Die dritte und letzte Strömung, das «jüngere Rosenkreuzertum», entstand in der zweiten Hälfte des 19. Jahrhunderts und wird heute von esoterischen Gruppierungen vertreten, die den Begriff Rosenkreuzer als Selbstbezeichnung verwenden. Zur heutigen Zeit gibt es eine Vielzahl von Gesellschaften, die sich als rosenkreuzerisch bezeichnen, zwischen denen jedoch zum Teil erhebliche Unterschiede bestehen.
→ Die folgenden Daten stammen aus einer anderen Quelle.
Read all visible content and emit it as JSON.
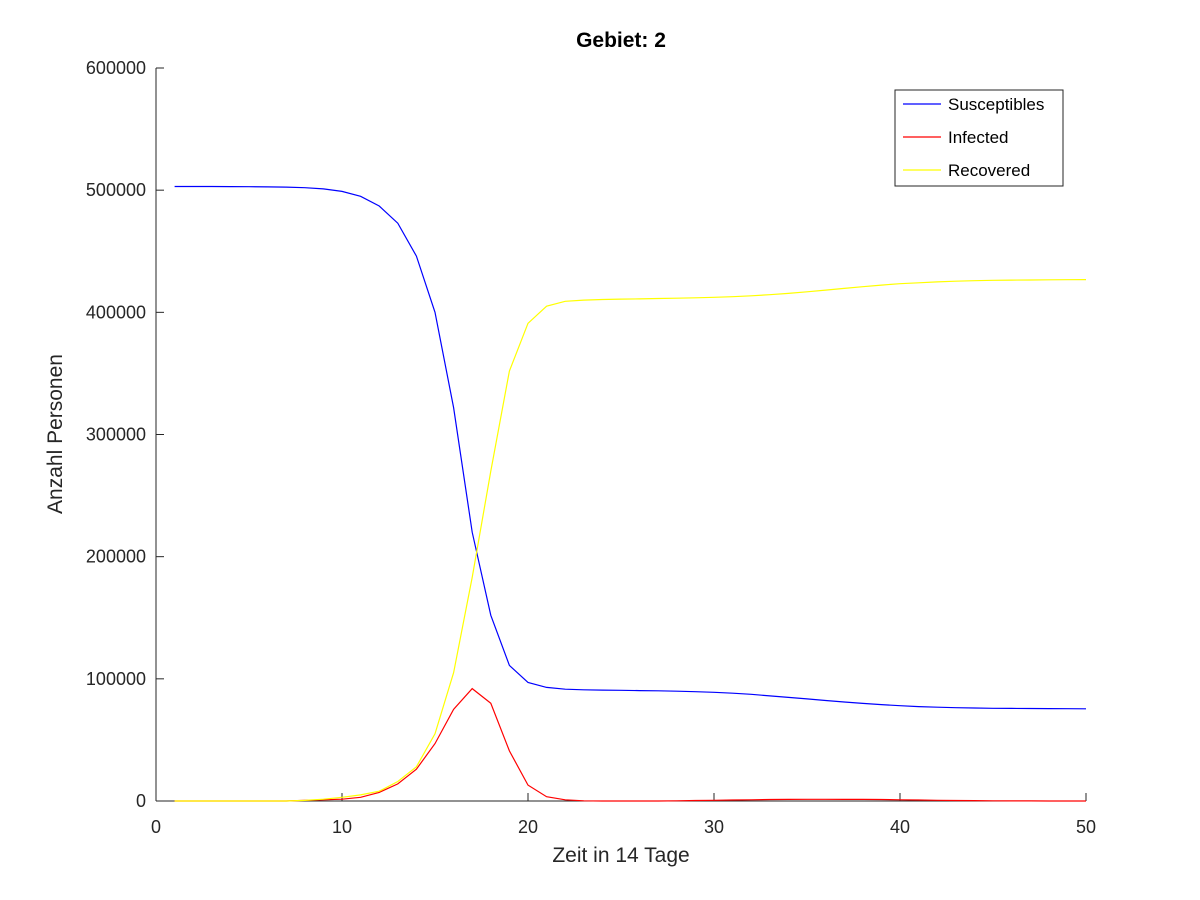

Rudolf Steiner, der Begründer der Anthroposophie, verstand seine Geisteswissenschaft auch als ein «erneuertes Rosenkreuzertum». Andere Gemeinschaften nehmen für sich in Anspruch, das Wissen eines tatsächlich existierenden, jedoch «unsichtbaren» oder «geheimen» Rosenkreuzer-Ordens zu besitzen. Die Gründer dieser Neo-Rosenkreuzer-Orden kamen meist aus der modernen Theosophie, wie sie von Helena Petrovna Blavatsky vertreten wurde. Die drei grössten und bekanntesten Rosenkreuzer Gruppen sind die Rosenkreuzer-Gemeinschaft, der AMORC. (Ancient Mystical Order of the Rosy Cross = Alter Mystischer Orden vom Rosenkreuz) und das Lectorium Rosicrucianum. Die Rosenkreuzer-Gemeinschaft wurde 1909 von Max Heindel, dem damaligen Vizepräsidenten der Theosophischen Gesellschaft in Kalifornien, ins Leben gerufen. In der Lehre bestehen deutliche Gemeinsamkeiten zur Anthroposophie. Der AMORC. trat 1916 erstmals öffentlich in Erscheinung und wurde vom Theosophen Harvey Spencer Lewis ins Leben gerufen. Der Orden beruft sich auf eine alte ägyptische Mysterienschule, die bereits um 1350 v.Chr. gegründet worden sei. Die Entstehung des Lectorium Rosicrucianum ist Mitte der 20er-Jahre des letzten Jahrhunderts anzusetzen. Seine Gründer, die Gebrüder Zwier Willem und Jan Leene, hatten vor der Gründung eine leitende Stellung bei der niederländischen Abteilung der Rosenkreuzer-Gemeinschaft von Max Heindel, wobei jetzt jedoch keine grösseren Gemeinsamkeiten mehr bestehen.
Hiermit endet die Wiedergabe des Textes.